Text-to-Video Model LOCALLY Tutorial (Mochi-1)

Introduction

Text-to-video models have made significant strides recently, but many still find them elusive. While OpenAI has demonstrated projects like Sora and Meta has announced their text-to-video model, neither has been widely accessible yet. However, a few weeks ago, a company called Genmo AI released an open-source text-to-video model named Mochi-1. In this article, I'll guide you through the process of getting it up and running on your local computer, showcasing some examples of what you can create with it.

Getting Started with Mochi-1

Mochi-1 has quickly gained recognition as a state-of-the-art model in open-source video generation. One stunning example outputted by the model includes a video of wine pouring into a glass, a person under street lights during rain, and a lightning strike. The results are impressive and demonstrate the capabilities of this tool.

Running Mochi-1 Locally

Many users assume that text-to-video models must be hosted in the cloud, but that's not true. I managed to run Mochi-1 locally using my Dell Precision Tower, equipped with two RTX A6000 GPUs (though I typically only used one). I also want to acknowledge Dell for partnering with me on this tutorial. You'll find links to the Dell computer and additional resources in the description below.

To begin using Mochi-1, we will be leveraging Comfy UI, which may seem intimidating due to its complex interface, but I assure you that getting it up and running is manageable. Here’s how to install Mochi-1:

Download Comfy UI:
- Visit the Comfy UI GitHub page (links provided in the description).
- Scroll down to find the "Installing Comfy UI" link and click it.
- Direct download and choose a location for extraction, such as the desktop.
Unzip Comfy UI:
- Right-click and select 'extract all' to decompress the files.
- Open the folder and double-click on the "run Nvidia GPU" file. This assumes you have an Nvidia GPU.
Install Comfy UI Manager:
- Go to the Comfy UI Manager GitHub page (links in description).
- Click the green code button and copy the URL.
- Open your terminal, navigate (cd) into the extracted Comfy UI folder.
- In the terminal, navigate to custom nodes folder and run git clone followed by pasting the URL.
Load Mochi Wrapper:
- Again, visit the GitHub page for the Comfy UI Mochi wrapper.
- Copy the URL and run git clone in the custom nodes folder as before.
- Restart Comfy UI by double-clicking the "run Nvidia GPU" link.
Install Additional Nodes:
- Open the manager and search for "comfy UI video helper suite" to install additional functionalities.
- Make sure to also install KJ nodes.
Run Your First Video:
- Use the Mochi wrapper example files. Choose an example (like 49 frames) to start and open it.
- Modify the prompt to your liking, such as "nature video of a red panda eating bamboo in front of a waterfall".
- Click "Q prompt" to generate the video.

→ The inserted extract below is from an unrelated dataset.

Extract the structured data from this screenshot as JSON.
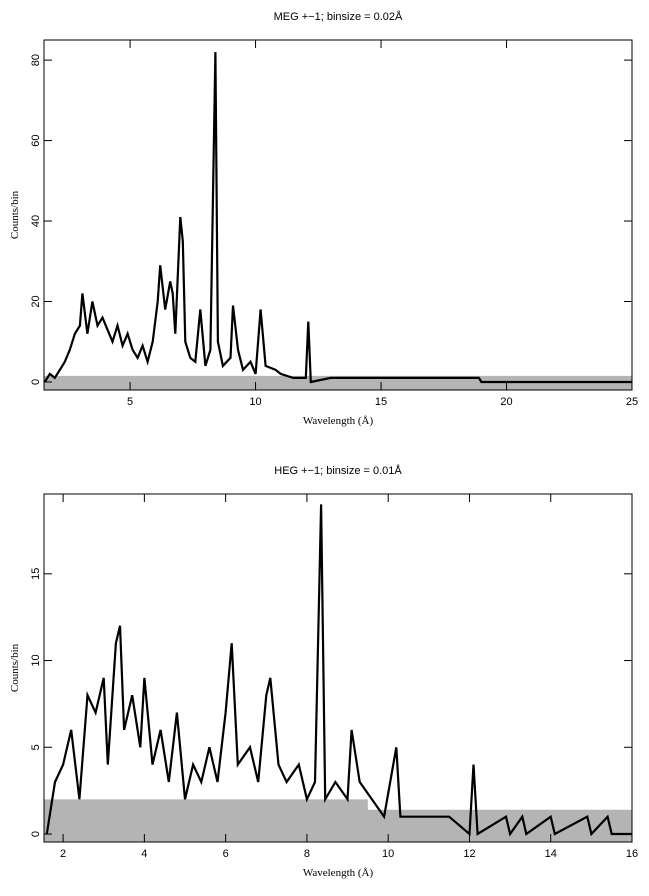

Once set up, you can experiment with prompts and settings. Adjust frame rates, video lengths, and other output formats according to your preferences.

Examples and Results

I tested a couple of prompts including “panda eating bamboo” and “kid riding a bike.” The results were varied; the outputs for each prompt were impressive, though imperfections were evident due to using a quantized version of the model.

The process might take a few minutes, especially when downloading the model for the first time, but it's a gratifying experience to see your prompts come to life. The capabilities of text-to-video generation on such accessible hardware are exciting, and I believe this is just the beginning.

Conclusion

I hope this tutorial empowers you to explore the world of local text-to-video generation with Mochi-1. Feel free to drop any questions in the comments or join our Discord for additional support. My thanks again to Dell and Nvidia for facilitating this exciting project. If you enjoyed this article, consider subscribing for more in-depth tutorials!

Keywords

Text-to-video model
Mochi-1
Genmo AI
Comfy UI
Local installation
Nvidia GPU
Video generation

FAQ

Q: What is Mochi-1?
A: Mochi-1 is an open-source text-to-video model released by Genmo AI, known for its impressive video generation capabilities.

Q: Do I need cloud hosting to run text-to-video models?
A: No, you can run models like Mochi-1 locally on high-end consumer hardware, eliminating the need for cloud hosting.

Q: What system requirements do I need for running Comfy UI and Mochi-1?
A: A workstation with an Nvidia GPU is ideal, particularly models like RTX A6000, as they provide the necessary processing power.

Q: Can I adjust the video output settings in Comfy UI?
A: Yes, Comfy UI allows you to customize various settings such as frame rate, video length, resolution, and quantization.

Q: Where can I find support if I face issues while installing?
A: You can drop your questions in the comments section or join the Discord community for further assistance.